Kejriwal takes away power and seats from Dikshit
Almost all exit polls had predicted it and on Sunday, the incumbent Congress government’s worst nightmares came true: chief minister Sheila Dikshit suffered an embarrassing defeat in the keenly-watched New Delhi constituency.india Updated: Dec 08, 2013 18:56 IST
Almost all exit polls had predicted it and on Sunday, the incumbent Congress government’s worst nightmares came true: chief minister Sheila Dikshit suffered an embarrassing defeat in the keenly-watched New Delhi constituency.
Dikshit fell short by a crushing 22,000 votes as newcomer Aam Aadmi Party (AAP) leader Arvind Kejriwal raked in over 38,000 votes.

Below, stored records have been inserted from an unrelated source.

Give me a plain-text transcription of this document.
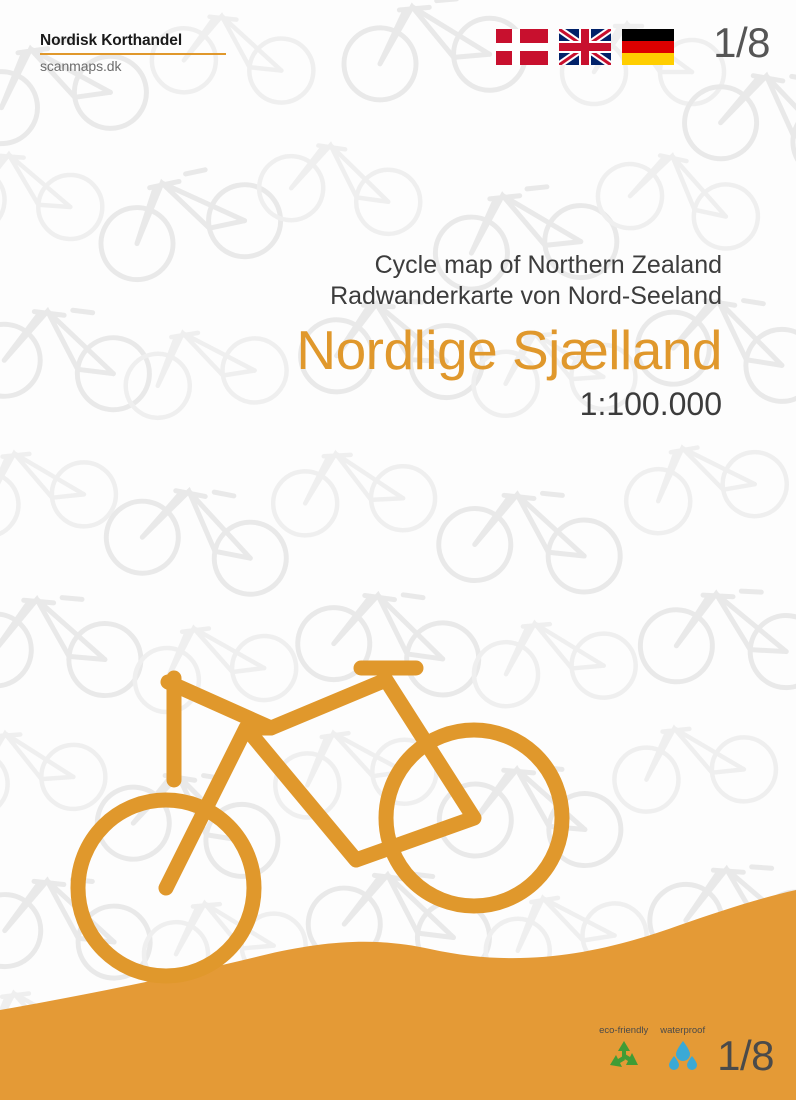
Nordisk Korthandel
scanmaps.dk	1/8
Cycle map of Northern Zealand
Radwanderkarte von Nord-Seeland
Nordlige Sjælland
1:100.000
eco-friendly waterproof
1/8
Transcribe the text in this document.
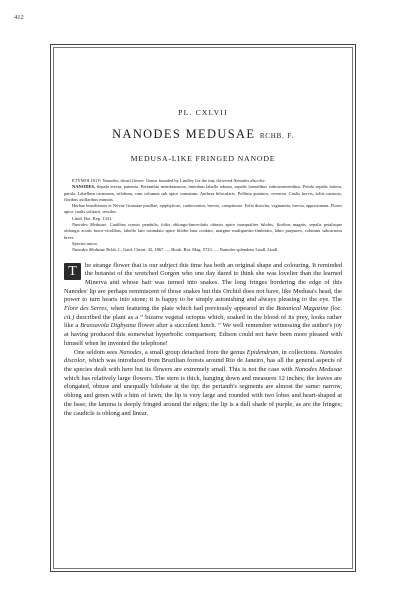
412
PL. CXLVII
NANODES MEDUSAE RCHB. F.
MEDUSA-LIKE FRINGED NANODE

ETYMOLOGY: Nanodes, dwarf flower. Genus founded by Lindley for the tiny flowered Nanodes discolor.

NANODES. Sepala erecta, patentia. Perianthia membranacea, interdum labello adnata, sepalis lateralibus subconniventibus. Petala sepalis latiora, patula. Labellum carnosum, trilobum, cum columna sub apice connatum. Anthera bilocularis. Pollinia quattuor, cereacea. Caulis brevis, foliis carnosis, floribus axillaribus minutis.

Herbae brasilienses et Novae Granatae pusillae, epiphyticae, caulescentes, breves, caespitosae. Folia disticha, vaginantia, brevia, approximata. Flores apice caulis solitarii, sessiles.

Lindl. Bot. Reg. 1341.

Nanodes Medusae. Caulibus crassis pendulis, foliis oblongo-lanceolatis obtusis apice inaequaliter bilobis, floribus magnis, sepalis petalisque oblongis acutis fusco-viridibus, labello lato rotundato apice bilobo basi cordato, margine multipartito-fimbriato, labio purpureo, columna subcarnosa brevi.

Species unica.

Nanodes Medusae Rchb. f., Gard. Chron. 42, 1867. — Hook. Bot. Mag. 5723. — Nanodes splendens Lindl. Lindl.

T	he strange flower that is our subject this time has both an original shape and colouring. It reminded the botanist of the wretched Gorgon who one day dared to think she was lovelier than the learned Minerva and whose hair was turned into snakes. The long fringes bordering the edge of this Nanodes' lip are perhaps reminiscent of those snakes but this Orchid does not have, like Medusa's head, the power to turn hearts into stone; it is happy to be simply astonishing and always pleasing to the eye. The Flore des Serres, when featuring the plate which had previously appeared in the Botanical Magazine (loc. cit.) described the plant as a “ bizarre vegetal octopus which, soaked in the blood of its prey, looks rather like a Brassavola Digbyana flower after a succulent lunch. ” We well remember witnessing the author's joy at having produced this somewhat hyperbolic comparison; Edison could not have been more pleased with himself when he invented the telephone!

One seldom sees Nanodes, a small group detached from the genus Epidendrum, in collections. Nanodes discolor, which was introduced from Brazilian forests around Rio de Janeiro, has all the general aspects of the species dealt with here but its flowers are extremely small. This is not the case with Nanodes Medusae which has relatively large flowers. The stem is thick, hanging down and measures 12 inches; the leaves are elongated, obtuse and unequally bilobate at the tip; the perianth's segments are almost the same: narrow, oblong and green with a hint of fawn; the lip is very large and rounded with two lobes and heart-shaped at the base; the lamina is deeply fringed around the edges; the lip is a dull shade of purple, as are the fringes; the caudicle is oblong and linear.
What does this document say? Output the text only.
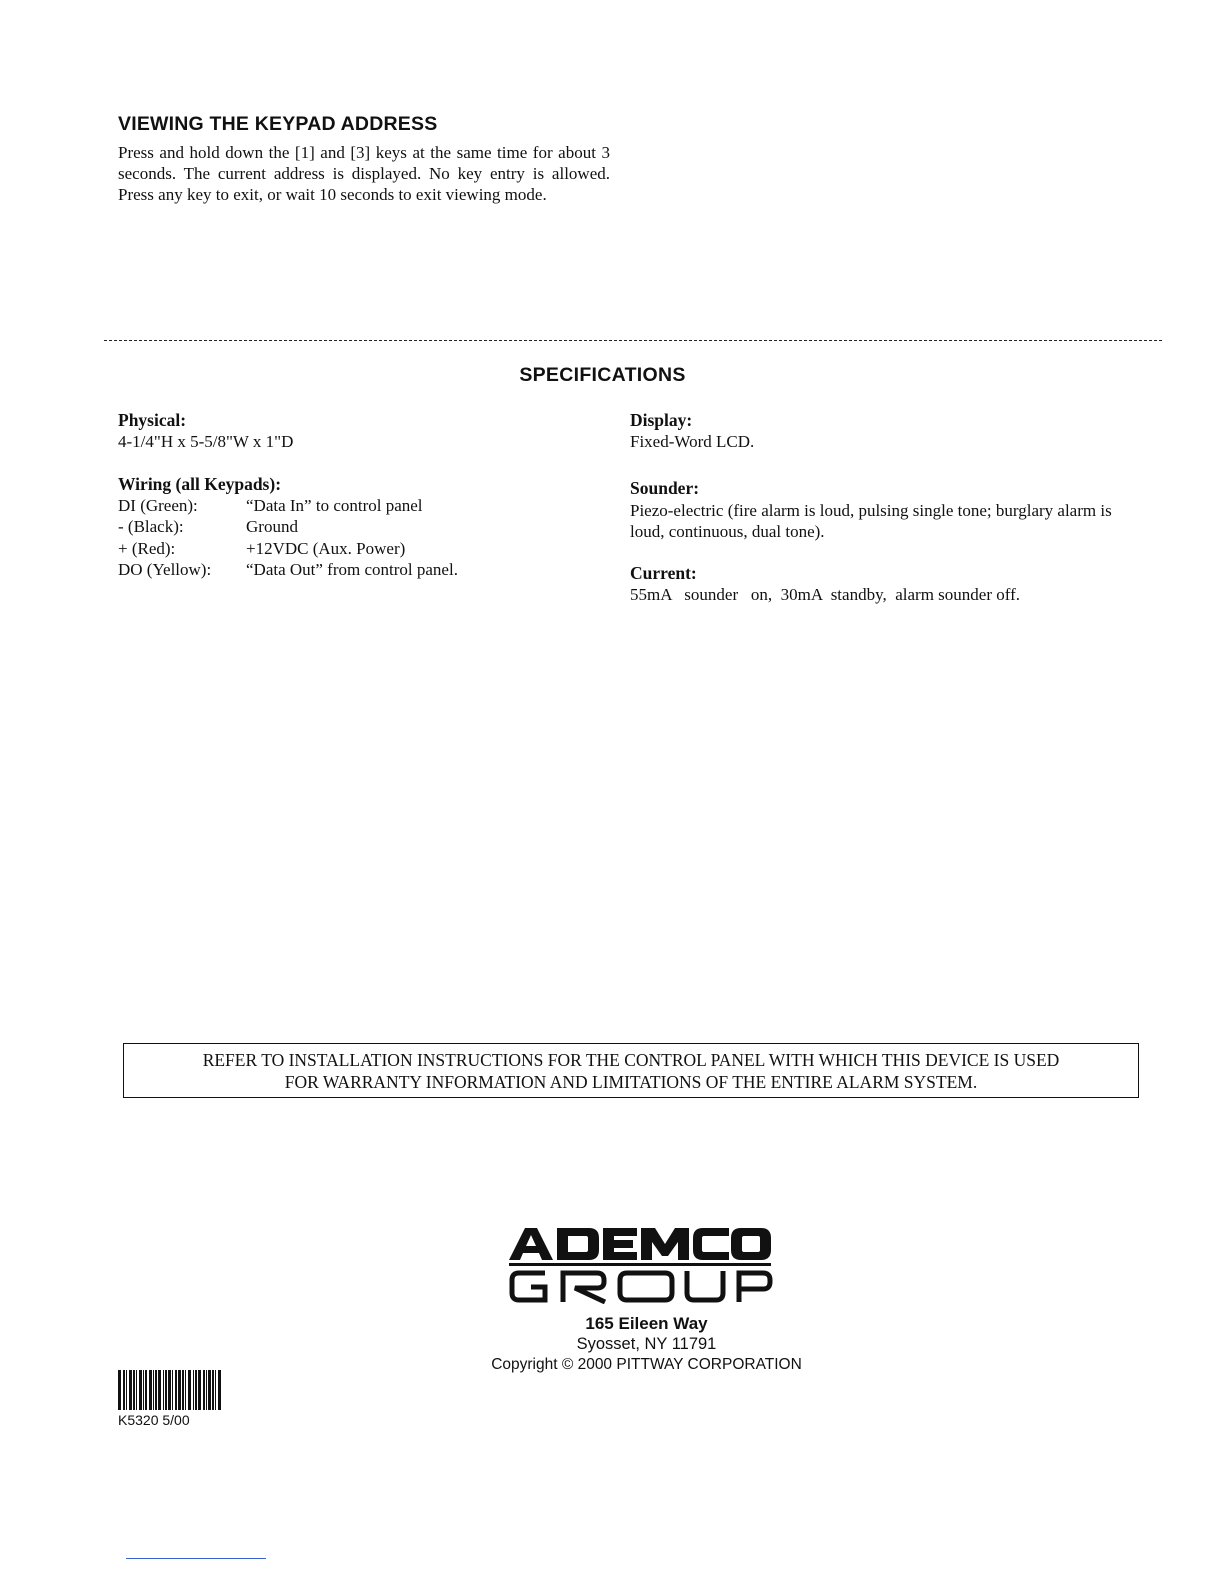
VIEWING THE KEYPAD ADDRESS
Press and hold down the [1] and [3] keys at the same time for about 3 seconds. The current address is displayed. No key entry is allowed. Press any key to exit, or wait 10 seconds to exit viewing mode.
SPECIFICATIONS
Physical:
4-1/4"H x 5-5/8"W x 1"D
Wiring (all Keypads):
DI (Green):	“Data In” to control panel
- (Black):	Ground
+ (Red):	+12VDC (Aux. Power)
DO (Yellow):	“Data Out” from control panel.
Display:
Fixed-Word LCD.
Sounder:
Piezo-electric (fire alarm is loud, pulsing single tone; burglary alarm is loud, continuous, dual tone).
Current:
55mA   sounder   on,  30mA  standby,  alarm sounder off.
REFER TO INSTALLATION INSTRUCTIONS FOR THE CONTROL PANEL WITH WHICH THIS DEVICE IS USED
FOR WARRANTY INFORMATION AND LIMITATIONS OF THE ENTIRE ALARM SYSTEM.
165 Eileen Way
Syosset, NY 11791
Copyright © 2000 PITTWAY CORPORATION
K5320 5/00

It was a little over four months ago that Kejriwal had announced that he would take on Dikshit from the New Delhi constituency and added that if she changed her constituency, he too would follow suit.
With two chief ministerial candidates making the constituency a potent battleground, the BJP too threw in the gauntlet by fielding relative heavy weight Vijender Gupta, former Delhi BJP chief.
The fight, however, was far from triangular as trends showed that Dikshit and Kejriwal cornered the bulk of the votes. The margin between Dikshit and Kejriwal was so huge that even if the BJP had not fielded a strong candidate like Gupta – who made a substantial dent with 11,000 votes – the outgoing CM still would still have not been able to catch up with Kejriwal.
Dikshit read the trend early on in the day when she sent her resignation to the Lieutenant Governor shortly before noon on Sunday.
A visibly disappointed Gupta was seen sitting alone at the counting centre while AAP supporters were seen sloganeering and generally cheering their leader.
Kejriwal had campaigned aggressively amongst the slum clusters – read Valmiki community, Congress’ traditional stronghold – in the constituency. It was the public from here that had elected the Dikshit for three consecutive terms, the last in 2008 when she won by a margin of over 14,000 votes.
The New Delhi constituency comprises mostly government employees across cadres, few residential colonies and over a dozen slum clusters.
A resident of Kaushambi in neighbouring Ghaziabad district (Uttar Pradesh), the AAP leader had first shifted base to east Delhi’s Sundar Nagari and later became a voter of the New Delhi constituency.